The theory of causal effects and the principle of atomic stratification. (260)
Rolf Steyer
Beyond the randomized experiment, mean differences between treatment conditions are plagued by confounding, which sometimes manifests itself by the reversal of the alleged treatment effects when considering subpopulations instead of the total population. Therefore, Neyman and Rubin built their theories on the causal effects in the smallest possible subpopulations: the observational units. However, there are examples showing that confounding does not necessarily vanish at the level of the observational units. Hence, it is proposed to base the theory of causal effects on the more general notion of atomic strata, which are obtained by conditioning on all potential confounders.

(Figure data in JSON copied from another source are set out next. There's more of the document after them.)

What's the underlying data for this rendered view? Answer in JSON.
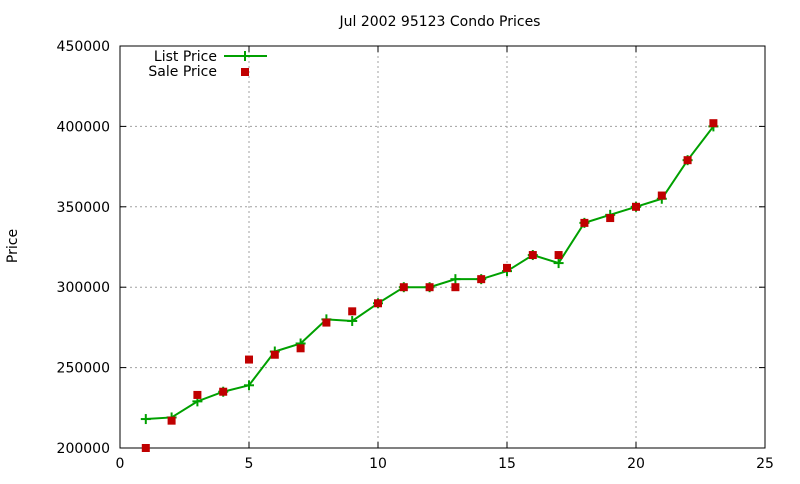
{
  "chart_data": {
    "type": "line",
    "title": "Jul 2002 95123 Condo Prices",
    "xlabel": "",
    "ylabel": "Price",
    "xlim": [
      0,
      25
    ],
    "ylim": [
      200000,
      450000
    ],
    "x_ticks": [
      0,
      5,
      10,
      15,
      20,
      25
    ],
    "y_ticks": [
      200000,
      250000,
      300000,
      350000,
      400000,
      450000
    ],
    "grid": true,
    "legend_position": "top-left",
    "series": [
      {
        "name": "List Price",
        "style": "line-with-plus-markers",
        "color": "#00a000",
        "x": [
          1,
          2,
          3,
          4,
          5,
          6,
          7,
          8,
          9,
          10,
          11,
          12,
          13,
          14,
          15,
          16,
          17,
          18,
          19,
          20,
          21,
          22,
          23
        ],
        "values": [
          218000,
          219000,
          229000,
          235000,
          239000,
          260000,
          265000,
          280000,
          279000,
          290000,
          300000,
          300000,
          305000,
          305000,
          310000,
          320000,
          315000,
          340000,
          345000,
          350000,
          355000,
          379000,
          400000
        ]
      },
      {
        "name": "Sale Price",
        "style": "square-markers",
        "color": "#c00000",
        "x": [
          1,
          2,
          3,
          4,
          5,
          6,
          7,
          8,
          9,
          10,
          11,
          12,
          13,
          14,
          15,
          16,
          17,
          18,
          19,
          20,
          21,
          22,
          23
        ],
        "values": [
          200000,
          217000,
          233000,
          235000,
          255000,
          258000,
          262000,
          278000,
          285000,
          290000,
          300000,
          300000,
          300000,
          305000,
          312000,
          320000,
          320000,
          340000,
          343000,
          350000,
          357000,
          379000,
          402000
        ]
      }
    ]
  }
}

Those random variables whose values are the treatment-conditional expected values of the outcome variable Y in the atomic strata are called the true outcome variables. They replace Rubins’s “potential outcome variables”. Once, we have defined the true outcome variables and the causal effects on the level of the atomic strata, we can define average causal effects by the difference between the expected values over the distribution of the strata. Conditioning on the atomic strata and then taking the expected values over the distribution of the strata is what we call the principle of atomic stratification in the theory of causal effects.